24/11/2012
Il giorno della festa è sacrosanto anche per gli economisti. Ce lo spiega Stefano Zamagni, pioniere degli studi sul terzo Settore e massimo studioso in Italia di economia sociale. «Festa e riposo sono due parole diverse. Fino a trent’ anni fa coincidevano. La domenica in famiglia era fuori discussione anche per i datori di lavoro, non solo per motivi umanitari ma anche per motivi funzionali: l’operaio, per ripartire, aveva bisogno di una pausa per rinvigorirsi e coltivare i suoi affetti».
Ma da trent’anni a questa parte, ovvero dall’inizio della globalizzazione, festa e riposo sono diventati due parole diverse. «Il riposo è generalmente accettato persino dalle multinazionali, sempre per gli stessi motivi funzionalistici: il commesso, l’impiegato, l’operaio devono riposarsi.

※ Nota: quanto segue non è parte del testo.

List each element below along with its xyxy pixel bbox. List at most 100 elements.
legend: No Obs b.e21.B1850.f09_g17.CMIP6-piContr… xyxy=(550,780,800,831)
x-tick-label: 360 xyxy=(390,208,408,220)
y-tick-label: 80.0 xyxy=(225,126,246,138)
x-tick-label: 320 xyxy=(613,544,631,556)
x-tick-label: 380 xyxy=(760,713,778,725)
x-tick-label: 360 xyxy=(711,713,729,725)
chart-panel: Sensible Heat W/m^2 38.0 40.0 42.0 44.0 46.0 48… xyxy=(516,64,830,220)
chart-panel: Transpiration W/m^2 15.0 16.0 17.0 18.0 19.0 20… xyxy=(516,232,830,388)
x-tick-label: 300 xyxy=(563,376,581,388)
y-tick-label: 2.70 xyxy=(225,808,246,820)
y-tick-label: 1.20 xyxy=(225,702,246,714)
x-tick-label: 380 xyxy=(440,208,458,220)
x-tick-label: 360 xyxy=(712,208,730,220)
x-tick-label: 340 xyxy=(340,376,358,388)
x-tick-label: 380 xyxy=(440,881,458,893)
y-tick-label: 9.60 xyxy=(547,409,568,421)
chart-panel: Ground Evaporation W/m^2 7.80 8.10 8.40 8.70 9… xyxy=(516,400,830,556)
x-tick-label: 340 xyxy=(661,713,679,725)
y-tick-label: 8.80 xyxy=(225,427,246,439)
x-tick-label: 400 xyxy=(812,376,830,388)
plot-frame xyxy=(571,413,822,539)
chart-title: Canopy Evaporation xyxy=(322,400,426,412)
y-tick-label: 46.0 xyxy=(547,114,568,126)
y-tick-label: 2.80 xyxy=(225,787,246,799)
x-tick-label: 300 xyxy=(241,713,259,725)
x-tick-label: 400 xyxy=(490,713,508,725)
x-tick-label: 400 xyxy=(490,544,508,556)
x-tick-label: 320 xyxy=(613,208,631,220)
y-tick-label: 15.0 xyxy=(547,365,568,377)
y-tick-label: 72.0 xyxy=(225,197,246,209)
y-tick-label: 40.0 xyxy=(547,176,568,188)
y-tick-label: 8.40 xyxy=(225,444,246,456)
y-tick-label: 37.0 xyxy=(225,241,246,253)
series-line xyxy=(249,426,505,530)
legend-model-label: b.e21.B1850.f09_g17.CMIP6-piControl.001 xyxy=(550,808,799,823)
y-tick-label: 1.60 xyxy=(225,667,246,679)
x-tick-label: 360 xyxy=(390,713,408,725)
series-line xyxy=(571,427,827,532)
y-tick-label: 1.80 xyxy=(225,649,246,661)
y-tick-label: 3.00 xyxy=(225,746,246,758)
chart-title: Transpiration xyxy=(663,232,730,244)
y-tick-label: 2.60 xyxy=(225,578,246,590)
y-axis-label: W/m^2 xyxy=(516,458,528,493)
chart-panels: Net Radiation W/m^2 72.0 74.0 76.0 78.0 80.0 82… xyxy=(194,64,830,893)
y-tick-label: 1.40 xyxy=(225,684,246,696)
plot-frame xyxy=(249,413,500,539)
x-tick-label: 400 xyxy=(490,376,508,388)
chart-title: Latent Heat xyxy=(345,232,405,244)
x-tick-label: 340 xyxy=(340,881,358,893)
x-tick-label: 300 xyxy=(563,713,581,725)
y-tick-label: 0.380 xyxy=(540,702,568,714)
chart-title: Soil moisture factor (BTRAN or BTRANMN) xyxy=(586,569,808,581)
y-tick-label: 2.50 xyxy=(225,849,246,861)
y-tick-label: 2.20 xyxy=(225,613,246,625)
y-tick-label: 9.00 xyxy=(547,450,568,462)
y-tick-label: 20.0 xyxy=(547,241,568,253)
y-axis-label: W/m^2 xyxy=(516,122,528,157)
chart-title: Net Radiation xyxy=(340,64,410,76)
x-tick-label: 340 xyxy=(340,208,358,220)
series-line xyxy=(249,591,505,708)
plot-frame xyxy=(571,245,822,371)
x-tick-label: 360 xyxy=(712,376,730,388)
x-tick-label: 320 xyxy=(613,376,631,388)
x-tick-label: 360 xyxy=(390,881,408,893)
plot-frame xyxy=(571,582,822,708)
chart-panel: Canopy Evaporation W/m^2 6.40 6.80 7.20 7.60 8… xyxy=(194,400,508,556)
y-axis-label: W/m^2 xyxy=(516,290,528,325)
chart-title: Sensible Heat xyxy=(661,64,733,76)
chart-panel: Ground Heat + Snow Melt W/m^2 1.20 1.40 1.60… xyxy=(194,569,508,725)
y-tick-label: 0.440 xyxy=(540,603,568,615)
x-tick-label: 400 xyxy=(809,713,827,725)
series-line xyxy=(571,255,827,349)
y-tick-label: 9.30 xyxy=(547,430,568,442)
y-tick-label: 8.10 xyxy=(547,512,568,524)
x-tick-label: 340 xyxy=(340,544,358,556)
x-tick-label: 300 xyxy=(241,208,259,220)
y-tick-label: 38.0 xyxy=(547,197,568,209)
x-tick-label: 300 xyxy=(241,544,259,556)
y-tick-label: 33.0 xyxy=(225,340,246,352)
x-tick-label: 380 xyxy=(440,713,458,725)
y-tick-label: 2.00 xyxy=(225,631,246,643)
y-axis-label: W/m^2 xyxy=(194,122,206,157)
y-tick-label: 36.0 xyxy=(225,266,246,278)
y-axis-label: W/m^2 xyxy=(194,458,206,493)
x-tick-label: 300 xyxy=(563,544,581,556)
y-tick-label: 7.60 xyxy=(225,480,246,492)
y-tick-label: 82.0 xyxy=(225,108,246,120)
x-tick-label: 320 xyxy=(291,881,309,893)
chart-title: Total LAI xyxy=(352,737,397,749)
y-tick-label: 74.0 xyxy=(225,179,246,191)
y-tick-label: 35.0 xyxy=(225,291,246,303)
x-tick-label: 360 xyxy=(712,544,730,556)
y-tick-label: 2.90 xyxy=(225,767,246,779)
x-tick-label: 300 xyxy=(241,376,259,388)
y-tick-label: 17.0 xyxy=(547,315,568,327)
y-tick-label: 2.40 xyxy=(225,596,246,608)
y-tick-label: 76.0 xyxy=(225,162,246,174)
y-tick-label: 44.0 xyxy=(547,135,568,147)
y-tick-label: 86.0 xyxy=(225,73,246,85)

La festa, invece, per via delle grandi immigrazioni e del melting pot di etnie
non sempre coincide: per il musulmano
è il venerdì, per il cattolico è la domenica». Zamagni è convinto che i due concetti debbano ritornare a sovrapporsi: «La ragione è semplice: fermarsi tutti quanti insieme è garanzia di unità familiare, e quindi di felicità. Ma per essere uniti, si ha bisogno di tempo. Se un padre segue turni di riposo diversi dalla madre, i figli non vedranno mai contemporaneamente i genitori. La casa non è mai piena, è come un albergo, non sono possibili nemmeno le feste di compleanno. Quello della famiglia non è solo un sacrosanto diritto, ma anche un bene relazionale economicamente funzionale. La festa-riposo dunque
è il mezzo con cui l’unità familiare viene esaltata, la grande opportunità per generare felicità. Per non parlare della dimensione spirituale della domenica. Abolire la festa
è l’espressione di chi ha una visione puramente materialistica della vita e della società. E tra l’altro nessuno è mai riuscito a dimostrare che tenendo aperto la domenica aumentano i consumi e i fatturati».